En este punto mi abuela interrumpe su relato. Sus manos acarician las mías. Mi abuela no se llama Celeste, se llama María. Abre la boca como para decirme algo más, pero en lugar de eso suspira silenciosa. María también tiene poderes mágicos. Con su escasa pensión alimenta a toda la escalera. Y sea cual sea la hora a la que llegues a casa, te ofrece un huevo frito. Tiene la habilidad, también, de ganar siempre a la brisca y sus croquetas de cocido son sobrenaturales. Me muestra otra foto. «Esta fotografía es de poco antes de desaparecer» me dice. Una chica joven enseña un pollito a la cámara.

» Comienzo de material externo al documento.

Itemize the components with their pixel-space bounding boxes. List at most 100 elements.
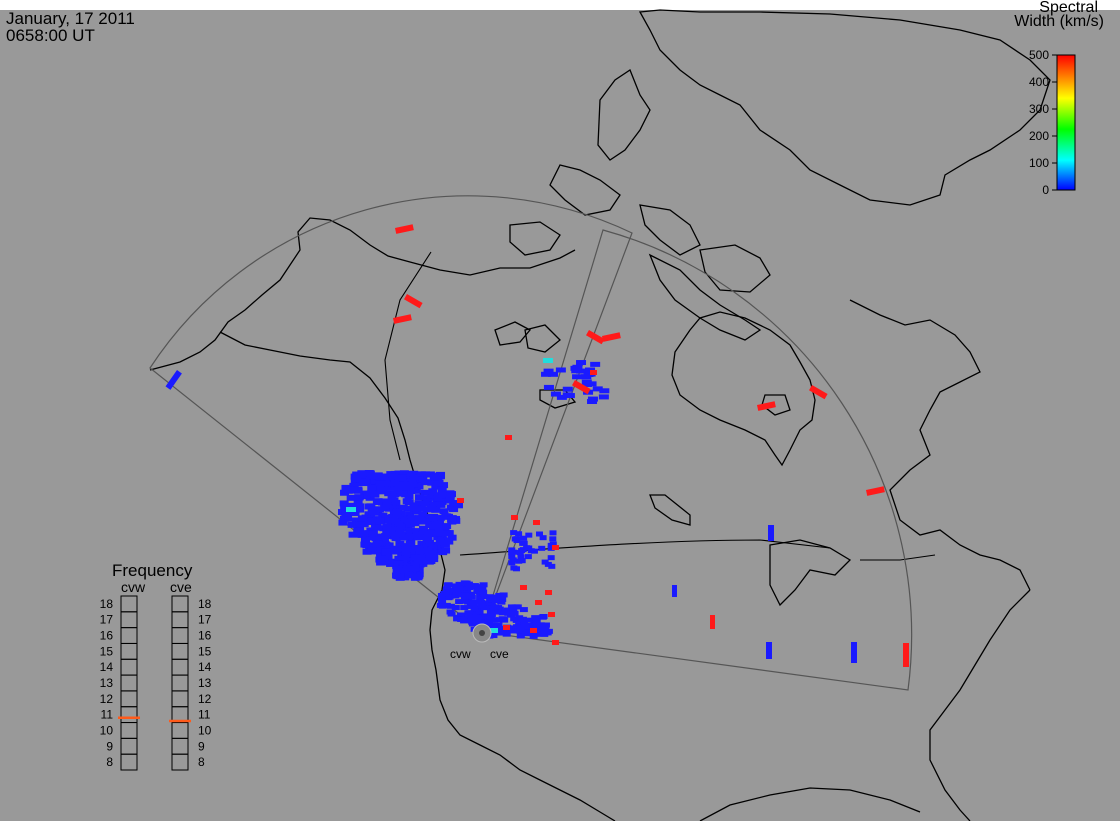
frequency-tick-label: 16 [100,629,114,643]
scatter-cell [402,498,412,505]
scatter-cell [599,388,610,394]
colorbar: 500 400 300 200 100 0 [1029,48,1076,197]
colorbar-title-1: Spectral [1039,0,1098,16]
frequency-tick-label: 10 [198,723,212,737]
scatter-cell [347,521,357,528]
great-bear-lake [524,324,561,353]
scatter-cell [405,482,415,489]
scatter-cell [583,372,594,378]
frequency-tick-label: 17 [100,613,114,627]
scatter-cell [410,574,420,581]
colorbar-tick-label: 500 [1029,48,1049,62]
scatter-cell [536,531,544,537]
scatter-cell [392,505,402,512]
scatter-cell [449,500,459,507]
scatter-cell [475,609,484,615]
scatter-cell [414,494,424,501]
scatter-cell [509,608,518,614]
freq-col-label-cvw: cvw [121,579,146,595]
scatter-cell [407,515,417,522]
scatter-cell [375,483,385,490]
scatter-cell [509,557,517,563]
scatter-cell [392,508,402,515]
scatter-cell [374,545,384,552]
scatter-cell [401,546,411,553]
scatter-cell [866,486,885,496]
scatter-cell [809,384,828,400]
scatter-cell [487,611,496,617]
frequency-tick-label: 15 [198,644,212,658]
scatter-cell [544,561,552,567]
scatter-cell [380,517,390,524]
great-slave-lake [539,389,577,409]
scatter-cell [438,603,447,609]
scatter-cell [433,495,443,502]
hudson-bay [671,311,816,467]
scatter-cell [446,603,455,609]
scatter-cell [522,631,531,637]
scatter-cell [508,560,516,566]
scatter-cell [466,594,475,600]
borders [384,251,936,561]
scatter-cell [390,480,400,487]
scatter-cell [393,560,403,567]
victoria-island [494,321,532,346]
scatter-cell [404,518,414,525]
frequency-tick-label: 18 [198,597,212,611]
scatter-cell [357,470,367,477]
scatter-cell [366,534,376,541]
scatter-cell [352,476,362,483]
scatter-cell [516,633,525,639]
scatter-cell [550,391,561,397]
scatter-cell [541,371,552,377]
scatter-cell [555,367,566,373]
scatter-cell [418,554,428,561]
scatter-cell [494,622,503,628]
scatter-cell [508,553,516,559]
scatter-cell [394,520,404,527]
scatter-cell [499,616,508,622]
us-east-coast [929,589,1031,821]
scatter-cell [480,619,489,625]
scatter-cell [582,381,593,387]
scatter-cell [672,585,677,597]
scatter-cell [473,615,482,621]
colorbar-tick-label: 0 [1042,183,1049,197]
scatter-cell [511,604,520,610]
scatter-cell [590,370,597,375]
scatter-cell [371,535,381,542]
scatter-cell [499,592,508,598]
frequency-cell [120,753,138,771]
scatter-cell [426,504,436,511]
scatter-cell [530,548,538,554]
map-time: 0658:00 UT [6,26,95,45]
frequency-tick-label: 9 [198,739,205,753]
scatter-cell [353,486,363,493]
scatter-cell [354,494,364,501]
scatter-cell [497,599,506,605]
frequency-title: Frequency [112,561,193,580]
scatter-cell [382,523,392,530]
scatter-cell [388,514,398,521]
scatter-cell [443,530,453,537]
scatter-cell [543,368,554,374]
scatter-cell [449,506,459,513]
scatter-cell [374,473,384,480]
greenland-coast [638,9,1051,206]
scatter-cell [410,554,420,561]
scatter-cell [442,602,451,608]
scatter-cell [452,592,461,598]
scatter-cell [395,570,405,577]
scatter-cell [416,534,426,541]
scatter-cell [405,511,415,518]
scatter-cell [437,596,446,602]
scatter-cell [414,476,424,483]
scatter-cell [467,618,476,624]
frequency-tick-label: 14 [198,660,212,674]
scatter-cell [456,612,465,618]
scatter-cell [412,507,422,514]
frequency-tick-label: 13 [100,676,114,690]
scatter-cell [444,538,454,545]
scatter-cell [399,481,409,488]
fov-outline [149,195,913,691]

«Me parezco a ella, ¿verdad?». Le digo que si, aunque en realidad no se parecen nada. «Es preciosa la foto», le digo. Mi abuela sonríe. «Voy a acostarme un rato» me dice. Tiene la espalda cargada, torcida, de agacharse en el campo, a veces necesita descansar. Mi abuela registra diariamente sus actividades en una agenda. No lo hace para saber lo que tiene que hacer, sino para recordar lo que ha hecho. Le gusta, de vez en cuando, sacar agendas de otros años, y repasar su vida. Hay una agenda muy vieja en la caja de galletas. Y, al leer los números borrosos, caigo en la cuenta que es de años antes de nacer mi abuela. Ilusionada, la cojo cuidadosamente y voy con ella a la habitación. Un sol resplandeciente ilumina la estancia donde descansa. Sus ojos azules brillan como nunca antes, de sus labios se escapa una preciosa melodía.